How does this project help us to understand the role of technology in contemporary society?
What does it mean to have a shared reference point (like Photoshop) across different domains? I think there are interesting implications for our understanding of the role technologies play in our everyday habits, everyday dispositions with respect to culture and creativity.  We value creativity, innovation, and experimentation but we also tend to forget that these values depend on overlooking the boring, the infrastructures that enable or constrain creative practices. 

This could have implications for how we teach technicity. As a boundary object — a concept from STS studies and the work of James Griesemer and Susan Leigh Star — Photoshop is useful for drawing connections across different disciplines. A better understanding of how these digital technologies work as boundary objects could help us find new and better ways to foster communities of creative practice.

How is the study of technical infrastructure important to our understanding of creative technicity?
What we’re finding is that creativity is a new taken-for-granted shared value across society. No one would say creativity is a bad thing. In fact, one of the worst insults is to say to someone that they aren’t creative. So what does this (valuation) mean in a creative economy? What sort of assumptions are built around this valuation? I think the study of creative infrastructure can tell us more about this.

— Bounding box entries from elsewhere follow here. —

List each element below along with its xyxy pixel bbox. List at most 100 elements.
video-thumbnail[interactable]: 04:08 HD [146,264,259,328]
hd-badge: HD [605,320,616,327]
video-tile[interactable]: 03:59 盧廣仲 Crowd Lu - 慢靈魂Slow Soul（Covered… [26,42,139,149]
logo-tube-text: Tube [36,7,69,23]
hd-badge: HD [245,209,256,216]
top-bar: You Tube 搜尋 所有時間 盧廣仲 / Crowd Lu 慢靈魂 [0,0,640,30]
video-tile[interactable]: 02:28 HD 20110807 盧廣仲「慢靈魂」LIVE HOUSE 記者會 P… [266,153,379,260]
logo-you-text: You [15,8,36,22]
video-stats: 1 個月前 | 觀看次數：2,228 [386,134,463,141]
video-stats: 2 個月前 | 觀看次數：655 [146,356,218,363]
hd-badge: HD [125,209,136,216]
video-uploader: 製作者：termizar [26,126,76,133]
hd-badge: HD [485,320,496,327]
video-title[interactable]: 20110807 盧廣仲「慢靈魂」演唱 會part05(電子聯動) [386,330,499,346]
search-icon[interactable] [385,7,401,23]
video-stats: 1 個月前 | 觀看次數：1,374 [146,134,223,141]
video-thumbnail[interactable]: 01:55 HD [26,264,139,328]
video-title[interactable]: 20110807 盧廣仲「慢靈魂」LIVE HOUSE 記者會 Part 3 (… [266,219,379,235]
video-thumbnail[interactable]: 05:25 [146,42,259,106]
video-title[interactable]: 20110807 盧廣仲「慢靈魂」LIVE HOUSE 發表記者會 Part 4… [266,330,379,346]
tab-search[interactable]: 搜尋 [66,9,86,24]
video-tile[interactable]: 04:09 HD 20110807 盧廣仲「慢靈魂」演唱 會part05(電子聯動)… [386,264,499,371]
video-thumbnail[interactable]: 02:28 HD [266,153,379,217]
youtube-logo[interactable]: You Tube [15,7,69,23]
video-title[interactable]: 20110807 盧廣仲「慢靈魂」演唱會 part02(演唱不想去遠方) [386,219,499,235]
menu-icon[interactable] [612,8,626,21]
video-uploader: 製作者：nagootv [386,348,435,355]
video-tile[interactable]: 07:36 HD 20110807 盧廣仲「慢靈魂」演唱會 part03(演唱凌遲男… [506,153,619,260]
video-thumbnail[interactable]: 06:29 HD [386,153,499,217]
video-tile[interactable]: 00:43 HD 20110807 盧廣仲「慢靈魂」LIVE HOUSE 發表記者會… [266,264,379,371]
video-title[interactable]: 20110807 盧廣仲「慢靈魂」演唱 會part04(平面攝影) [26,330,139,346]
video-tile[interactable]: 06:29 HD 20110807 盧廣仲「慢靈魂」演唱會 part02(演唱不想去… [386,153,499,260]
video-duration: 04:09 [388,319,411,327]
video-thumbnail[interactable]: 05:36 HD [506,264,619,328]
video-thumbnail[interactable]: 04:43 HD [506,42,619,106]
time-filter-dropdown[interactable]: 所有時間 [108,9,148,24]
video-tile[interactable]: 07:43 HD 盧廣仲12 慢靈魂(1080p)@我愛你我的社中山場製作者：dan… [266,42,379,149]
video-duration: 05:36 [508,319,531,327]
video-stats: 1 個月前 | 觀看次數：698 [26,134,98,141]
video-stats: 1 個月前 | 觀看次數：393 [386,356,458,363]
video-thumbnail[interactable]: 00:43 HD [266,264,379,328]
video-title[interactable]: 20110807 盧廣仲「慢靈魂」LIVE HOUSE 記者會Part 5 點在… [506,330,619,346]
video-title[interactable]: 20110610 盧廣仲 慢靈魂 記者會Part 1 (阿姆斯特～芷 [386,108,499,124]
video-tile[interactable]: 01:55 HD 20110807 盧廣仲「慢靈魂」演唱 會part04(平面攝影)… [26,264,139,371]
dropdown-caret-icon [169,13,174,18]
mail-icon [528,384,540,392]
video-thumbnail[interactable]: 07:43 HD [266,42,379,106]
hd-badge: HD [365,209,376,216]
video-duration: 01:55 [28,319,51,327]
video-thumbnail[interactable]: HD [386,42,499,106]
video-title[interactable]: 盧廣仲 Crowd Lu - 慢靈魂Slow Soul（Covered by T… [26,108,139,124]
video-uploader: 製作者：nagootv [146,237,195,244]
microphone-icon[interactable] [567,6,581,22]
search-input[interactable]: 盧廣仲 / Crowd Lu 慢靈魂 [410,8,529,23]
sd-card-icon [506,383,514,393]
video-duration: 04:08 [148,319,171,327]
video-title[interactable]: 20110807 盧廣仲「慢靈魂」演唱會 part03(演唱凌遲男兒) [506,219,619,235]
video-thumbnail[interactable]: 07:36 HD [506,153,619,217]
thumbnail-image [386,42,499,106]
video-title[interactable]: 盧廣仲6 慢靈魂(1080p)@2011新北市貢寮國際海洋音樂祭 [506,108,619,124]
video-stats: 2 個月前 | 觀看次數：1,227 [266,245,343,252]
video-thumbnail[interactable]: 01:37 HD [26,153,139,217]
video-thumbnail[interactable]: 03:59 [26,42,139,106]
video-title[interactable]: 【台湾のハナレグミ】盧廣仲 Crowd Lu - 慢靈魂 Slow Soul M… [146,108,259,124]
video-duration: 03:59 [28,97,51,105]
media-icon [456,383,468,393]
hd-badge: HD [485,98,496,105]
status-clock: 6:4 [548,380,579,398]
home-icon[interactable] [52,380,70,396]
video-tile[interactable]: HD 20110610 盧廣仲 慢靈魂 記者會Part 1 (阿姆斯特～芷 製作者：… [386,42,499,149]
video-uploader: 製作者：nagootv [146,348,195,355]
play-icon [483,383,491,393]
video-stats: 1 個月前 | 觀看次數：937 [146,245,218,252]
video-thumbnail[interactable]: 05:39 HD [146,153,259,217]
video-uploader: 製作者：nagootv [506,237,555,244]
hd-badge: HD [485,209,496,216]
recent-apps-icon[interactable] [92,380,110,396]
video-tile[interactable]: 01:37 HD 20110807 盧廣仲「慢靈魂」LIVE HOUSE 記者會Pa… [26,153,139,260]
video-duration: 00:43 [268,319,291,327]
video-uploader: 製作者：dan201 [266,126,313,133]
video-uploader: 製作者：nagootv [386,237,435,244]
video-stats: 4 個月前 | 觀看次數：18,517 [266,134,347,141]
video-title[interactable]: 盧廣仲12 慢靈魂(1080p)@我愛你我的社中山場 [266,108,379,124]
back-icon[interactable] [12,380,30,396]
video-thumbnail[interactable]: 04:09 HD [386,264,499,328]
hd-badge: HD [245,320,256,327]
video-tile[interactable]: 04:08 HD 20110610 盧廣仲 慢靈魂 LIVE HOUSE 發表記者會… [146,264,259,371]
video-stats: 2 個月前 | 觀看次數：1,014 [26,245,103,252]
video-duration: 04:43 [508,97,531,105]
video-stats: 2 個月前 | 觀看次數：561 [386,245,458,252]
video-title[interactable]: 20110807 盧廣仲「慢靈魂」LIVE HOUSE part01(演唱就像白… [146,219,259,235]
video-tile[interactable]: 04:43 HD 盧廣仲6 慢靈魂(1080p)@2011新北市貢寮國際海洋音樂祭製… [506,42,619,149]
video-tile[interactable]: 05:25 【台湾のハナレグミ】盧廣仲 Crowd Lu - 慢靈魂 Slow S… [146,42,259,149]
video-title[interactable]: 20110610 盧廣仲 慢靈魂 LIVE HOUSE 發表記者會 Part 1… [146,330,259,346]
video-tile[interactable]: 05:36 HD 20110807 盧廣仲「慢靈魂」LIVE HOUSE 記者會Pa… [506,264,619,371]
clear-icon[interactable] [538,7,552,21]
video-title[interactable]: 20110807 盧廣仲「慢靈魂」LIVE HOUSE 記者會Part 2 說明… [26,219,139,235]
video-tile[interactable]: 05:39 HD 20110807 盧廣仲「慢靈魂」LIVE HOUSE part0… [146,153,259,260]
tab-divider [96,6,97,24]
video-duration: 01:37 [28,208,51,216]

Why was taking a digital humanities approach important for developing this project?
I think that many people still have this conception of DH as being about digitization, that it’s about taking a computer science approach to the humanities. That culture is shifting to one where we’re now taking a humanities approach in order to understand digital culture. Taking a digital humanities approach offers us the chance to examine digital culture by drawing upon tools and concepts from the humanities, so that we can ask questions about creativity and society, using the support of digital humans.